Juni 2017
Benedikt Kuhn
Vor 25 Jahren haben die europäischen Staaten den Maastricht-Vertrag unter-zeichnet. Das war die Geburtsstunde der Europäischen Union und ein starkes Versprechen in Bezug auf Sicherheit. Heute steckt alles, wofür Maastricht steht, in der Existenzkrise. Die Ursachen dafür liegen in den Millenniumsjahren, in denen ausgerechnet Deutschland als erstes Land die Maastricht-Vorgaben bezüglich der Verschuldungsquote geritzt hat – gleich viermal in Folge. Seitdem herrscht finanzpolitische Anarchie in Europa: zuerst die Aufnahme von Griechenland in die Euro-Zone, gegen alle Stabilitätskriterien für solide Staatsfinanzen und trotz offensichtlich geschönten Zahlen. Dann die massive Verschuldung der süd- europäischen Staaten, die trotz Haftungsausschluss finanziert werden mit Milliarden aus dem Norden. Seit ein paar Jahren nun die Niedrigzinspolitik der Europäischen Zentralbank (EZB) auf Kosten der Sparer, die still enteignet und um ihre Alters- vorsorge gebracht werden. Die Quittung dafür ist ein Europa als Feindbild. Grossbritannien zieht mit dem Brexit bereits die Reissleine. Weitere werden folgen, wenn wir nicht handeln. Wer jetzt nach mehr Zentralisierung ruft, provoziert den nächsten Austritt. Was wir brauchen, ist nicht mehr Europa, sondern ein besseres Europa. Dazu die folgenden drei Punkte:
Erstens: eine konsequente Durchsetzung geltender Regeln. Die Schuldenkrise ist nicht das Ergebnis eines Geburtsfehlers bei Maastricht, sondern eines Umsetzungsdefizits der EU. Das Prinzip ist einfach: Wer sich in guten Zeiten Regeln gibt, die er in schwierigen Zeiten nicht einhält, macht die Beliebigkeit zur Regel. Das müssen wir ändern und Europa wieder ohne Abstriche auf seine Grundsätze als Stabilitätsunion verpflichten. Dazu gehört auch ein Euro-Austritt-Verfahren für Staaten, die diese Grundsätze auf absehbare Zeit nicht umsetzen können. Gleichzeitig müssen wir der Niedrigzinspolitik ein Ende bereiten und die EZB wieder bedingungslos auf Stabilität verpflichten.
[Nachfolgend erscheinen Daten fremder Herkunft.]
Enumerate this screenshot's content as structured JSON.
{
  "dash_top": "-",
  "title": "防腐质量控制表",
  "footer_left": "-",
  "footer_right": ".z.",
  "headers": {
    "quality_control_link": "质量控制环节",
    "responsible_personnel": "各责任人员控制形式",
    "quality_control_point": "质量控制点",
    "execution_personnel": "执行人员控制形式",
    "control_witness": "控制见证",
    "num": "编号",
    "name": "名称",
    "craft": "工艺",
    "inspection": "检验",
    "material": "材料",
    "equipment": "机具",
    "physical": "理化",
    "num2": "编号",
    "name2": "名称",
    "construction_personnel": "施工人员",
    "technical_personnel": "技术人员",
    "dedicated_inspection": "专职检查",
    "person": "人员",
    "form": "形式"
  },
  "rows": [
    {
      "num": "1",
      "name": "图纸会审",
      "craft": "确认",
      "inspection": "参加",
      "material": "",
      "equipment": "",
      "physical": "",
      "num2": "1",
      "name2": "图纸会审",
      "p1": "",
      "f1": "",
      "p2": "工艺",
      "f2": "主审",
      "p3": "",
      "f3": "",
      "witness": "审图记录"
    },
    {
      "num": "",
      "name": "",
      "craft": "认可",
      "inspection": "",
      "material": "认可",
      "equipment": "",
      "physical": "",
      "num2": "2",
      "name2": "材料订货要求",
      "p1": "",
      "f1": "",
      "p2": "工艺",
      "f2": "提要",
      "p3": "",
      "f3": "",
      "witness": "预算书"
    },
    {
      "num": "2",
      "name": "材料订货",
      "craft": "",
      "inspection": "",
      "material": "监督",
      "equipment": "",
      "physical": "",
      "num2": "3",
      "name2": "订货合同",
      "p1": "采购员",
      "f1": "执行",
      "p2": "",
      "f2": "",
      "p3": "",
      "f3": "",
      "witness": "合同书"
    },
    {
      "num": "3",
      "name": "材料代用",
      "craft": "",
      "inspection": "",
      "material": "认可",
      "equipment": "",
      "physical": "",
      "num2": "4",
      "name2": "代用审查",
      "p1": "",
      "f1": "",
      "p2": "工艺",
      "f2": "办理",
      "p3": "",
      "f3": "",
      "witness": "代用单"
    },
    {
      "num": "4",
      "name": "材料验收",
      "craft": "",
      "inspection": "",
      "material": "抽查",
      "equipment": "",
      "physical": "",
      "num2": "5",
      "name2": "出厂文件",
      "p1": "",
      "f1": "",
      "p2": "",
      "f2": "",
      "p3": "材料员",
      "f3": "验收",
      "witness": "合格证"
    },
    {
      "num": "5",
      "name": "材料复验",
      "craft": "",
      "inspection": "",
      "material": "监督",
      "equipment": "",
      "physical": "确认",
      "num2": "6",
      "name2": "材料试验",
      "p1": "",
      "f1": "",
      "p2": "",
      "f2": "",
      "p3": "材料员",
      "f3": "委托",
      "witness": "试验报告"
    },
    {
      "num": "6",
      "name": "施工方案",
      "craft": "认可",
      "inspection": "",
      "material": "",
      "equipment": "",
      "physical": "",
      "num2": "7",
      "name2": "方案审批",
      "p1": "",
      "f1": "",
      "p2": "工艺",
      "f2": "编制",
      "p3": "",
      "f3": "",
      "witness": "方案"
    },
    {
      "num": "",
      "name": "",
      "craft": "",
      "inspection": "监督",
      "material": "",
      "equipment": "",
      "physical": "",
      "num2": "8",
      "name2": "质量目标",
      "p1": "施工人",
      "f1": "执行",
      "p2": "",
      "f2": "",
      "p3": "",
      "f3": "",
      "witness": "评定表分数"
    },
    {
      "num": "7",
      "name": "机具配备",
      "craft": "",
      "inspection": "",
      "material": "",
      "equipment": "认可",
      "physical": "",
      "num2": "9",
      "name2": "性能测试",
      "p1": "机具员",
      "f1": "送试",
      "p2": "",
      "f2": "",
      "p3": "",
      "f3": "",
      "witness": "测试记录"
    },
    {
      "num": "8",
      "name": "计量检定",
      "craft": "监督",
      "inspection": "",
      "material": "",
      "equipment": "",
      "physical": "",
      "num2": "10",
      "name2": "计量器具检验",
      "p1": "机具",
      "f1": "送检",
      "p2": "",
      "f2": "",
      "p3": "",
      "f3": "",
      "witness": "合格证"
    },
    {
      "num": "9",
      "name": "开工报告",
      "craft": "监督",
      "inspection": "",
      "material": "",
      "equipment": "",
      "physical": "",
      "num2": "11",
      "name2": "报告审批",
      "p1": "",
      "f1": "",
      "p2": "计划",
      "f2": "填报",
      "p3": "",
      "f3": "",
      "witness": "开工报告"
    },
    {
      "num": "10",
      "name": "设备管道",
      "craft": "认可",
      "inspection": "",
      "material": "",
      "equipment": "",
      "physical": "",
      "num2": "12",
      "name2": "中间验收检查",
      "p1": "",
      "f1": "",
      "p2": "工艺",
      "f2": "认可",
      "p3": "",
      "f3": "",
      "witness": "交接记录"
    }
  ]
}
Zweitens: Klartext zur europäischen Integration. Der Mythos sagt, die europäische Integration sei alleine das Ergebnis der grossen EU-Gipfel. Die Realität sieht anders aus. In Wahrheit gibt es in Europa seit Jahrzehnten eine stille Integration durch die Eurokraten der Kommission. Das Prinzip ist immer das gleiche: Geltendes EU-Recht wird auf eine nationalstaatliche Kompetenz ausgelegt und Mitbestimmung beansprucht. Diesen Automatismus der fortschreitenden Machtverschiebung nach Brüssel müssen wir durchbrechen. Europa darf keine Irrfahrt sein. Wir müssen nicht verhandelbare nationalstaatliche Kompetenzen festlegen und klipp und klar formulieren, an welchem Punkt der europäische Integrationsprozess zu Ende ist.
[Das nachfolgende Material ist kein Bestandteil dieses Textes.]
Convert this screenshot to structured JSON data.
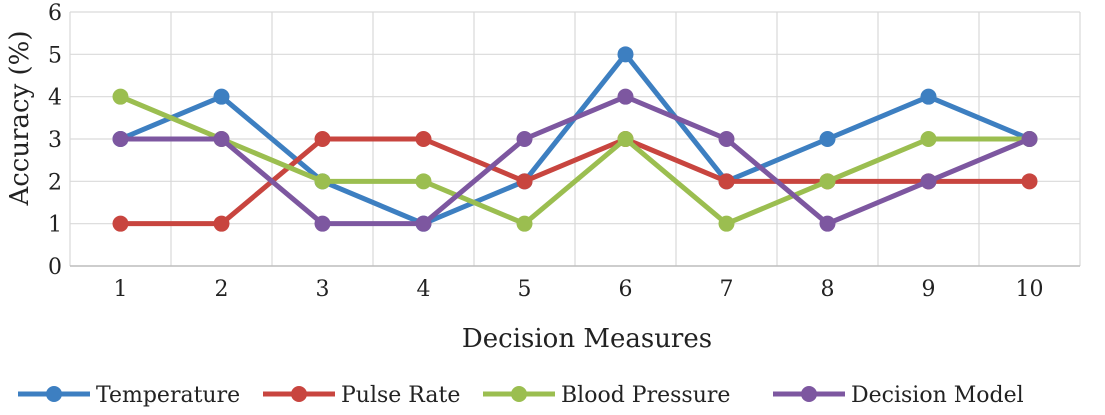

Drittens: mehr Europa im Grossen, weniger Europa im Kleinen. Europa steht vor genügend Herausforderungen, die wir nur gemeinsam meistern können: Wahrung unserer Interessen in einer neuen Weltordnung, wirksamer Schutz unserer Aussengrenzen, Begrenzung des Flüchtlingszustroms, Sicherung der Rohstoff- und Energieversorgung, Einhaltung der Stabilitätskriterien. Darauf muss sich eine starke EU konzentrieren. Heraushalten sollte sich Europa aus allen Belangen, die die Nationalstaaten selber regeln können. Wir brauchen keine Einmischung bei Steuern, Bildung und Sozialleistungen und auch keinen europäischen Finanzausgleich.
In Zukunft muss das Prinzip gelten: so viel Europa wie nötig, so viel Nationalstaat wie möglich.
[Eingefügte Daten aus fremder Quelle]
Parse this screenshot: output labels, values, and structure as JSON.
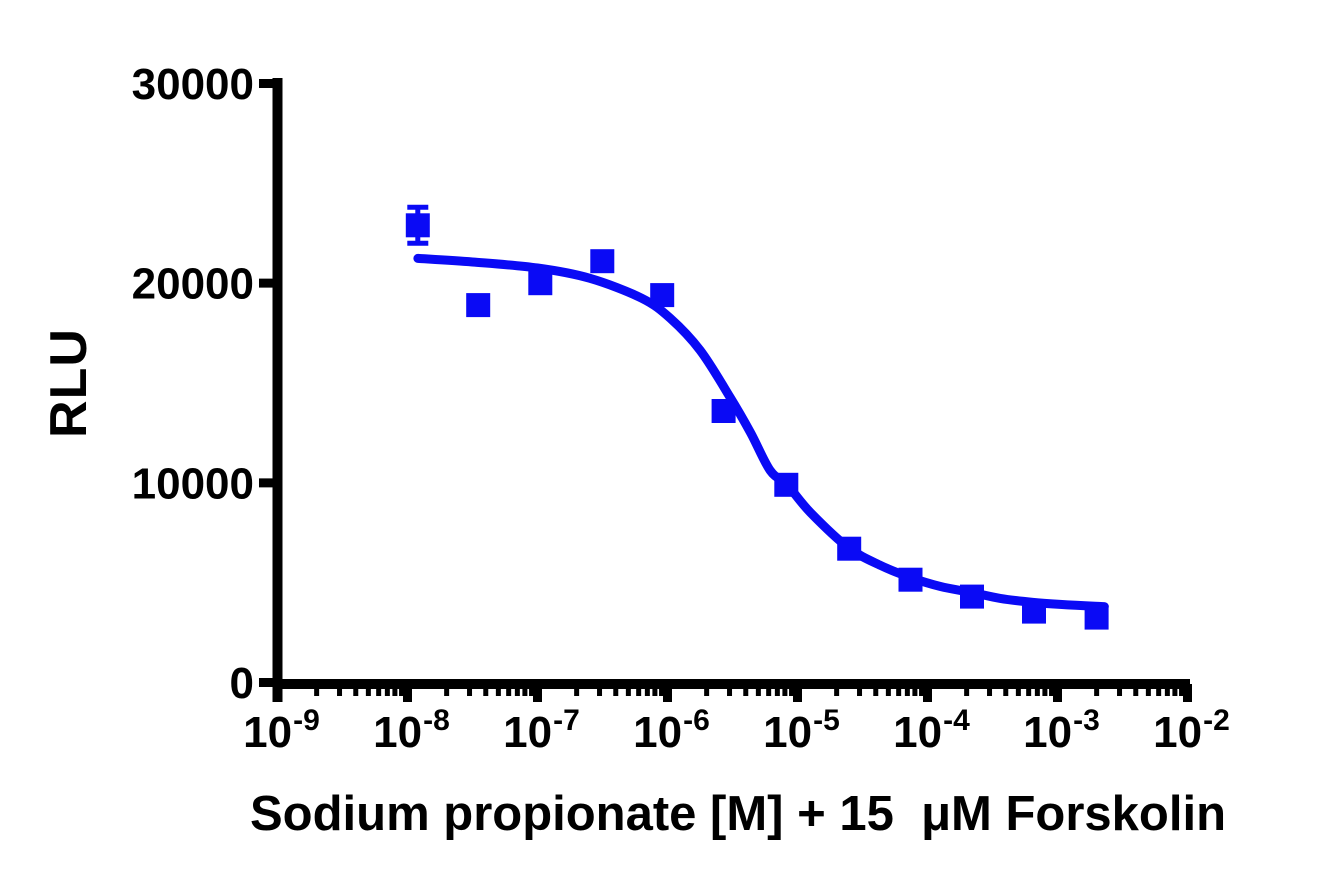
{
  "figure": {
    "background": "#FFFFFF"
  },
  "chart_data": {
    "type": "scatter",
    "title": "",
    "xlabel": "Sodium propionate [M] + 15  μM Forskolin",
    "ylabel": "RLU",
    "x_scale": "log10",
    "x_unit": "M",
    "xlim_log10": [
      -9,
      -2
    ],
    "x_tick_exponents": [
      -9,
      -8,
      -7,
      -6,
      -5,
      -4,
      -3,
      -2
    ],
    "ylim": [
      0,
      30000
    ],
    "y_ticks": [
      0,
      10000,
      20000,
      30000
    ],
    "grid": false,
    "legend": "none",
    "axis_color": "#000000",
    "series": [
      {
        "marker": "square",
        "color": "#0A0AF5",
        "points": [
          {
            "x_M": 1.2e-08,
            "y_RLU": 22900,
            "y_err_RLU": 900
          },
          {
            "x_M": 3.5e-08,
            "y_RLU": 18900
          },
          {
            "x_M": 1.05e-07,
            "y_RLU": 20000
          },
          {
            "x_M": 3.15e-07,
            "y_RLU": 21100
          },
          {
            "x_M": 9.1e-07,
            "y_RLU": 19400
          },
          {
            "x_M": 2.7e-06,
            "y_RLU": 13600
          },
          {
            "x_M": 8.2e-06,
            "y_RLU": 9900
          },
          {
            "x_M": 2.5e-05,
            "y_RLU": 6700
          },
          {
            "x_M": 7.4e-05,
            "y_RLU": 5150
          },
          {
            "x_M": 0.00022,
            "y_RLU": 4300
          },
          {
            "x_M": 0.00066,
            "y_RLU": 3550
          },
          {
            "x_M": 0.002,
            "y_RLU": 3250
          }
        ]
      }
    ],
    "fit_curve": {
      "color": "#0A0AF5",
      "log10_x": [
        -7.92,
        -7.5,
        -7.0,
        -6.6,
        -6.2,
        -5.98,
        -5.75,
        -5.52,
        -5.36,
        -5.21,
        -5.08,
        -4.9,
        -4.61,
        -4.36,
        -4.13,
        -3.9,
        -3.66,
        -3.44,
        -3.19,
        -2.98,
        -2.71,
        -2.64
      ],
      "rlu": [
        21240,
        21060,
        20760,
        20250,
        19250,
        18250,
        16650,
        14300,
        12500,
        10620,
        9900,
        8510,
        6760,
        5860,
        5260,
        4810,
        4510,
        4210,
        4010,
        3910,
        3820,
        3800
      ]
    }
  }
}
Ich bin überzeugt: Die Krise der EU ist auch die Chance auf einen Neuanfang. Dafür muss Europa nicht mehr am Regulierungsrausch der Eliten, sondern am Willen der Bürger ausgerichtet werden. Die Menschen erwarten von Europa zu Recht Freiheit und Stärke, Ordnung und Stabilität. Das ist die Vision von Maastricht. Und sie bleibt richtig. Jetzt geht es darum, sie endlich umzusetzen. Das beste Europa liegt noch vor uns. Gestalten wir es!
Benedikt Kuhn ist Leiter Strategische Kommunikation im Deutschen Bundesministerium für Verkehr und digitale Infrastruktur.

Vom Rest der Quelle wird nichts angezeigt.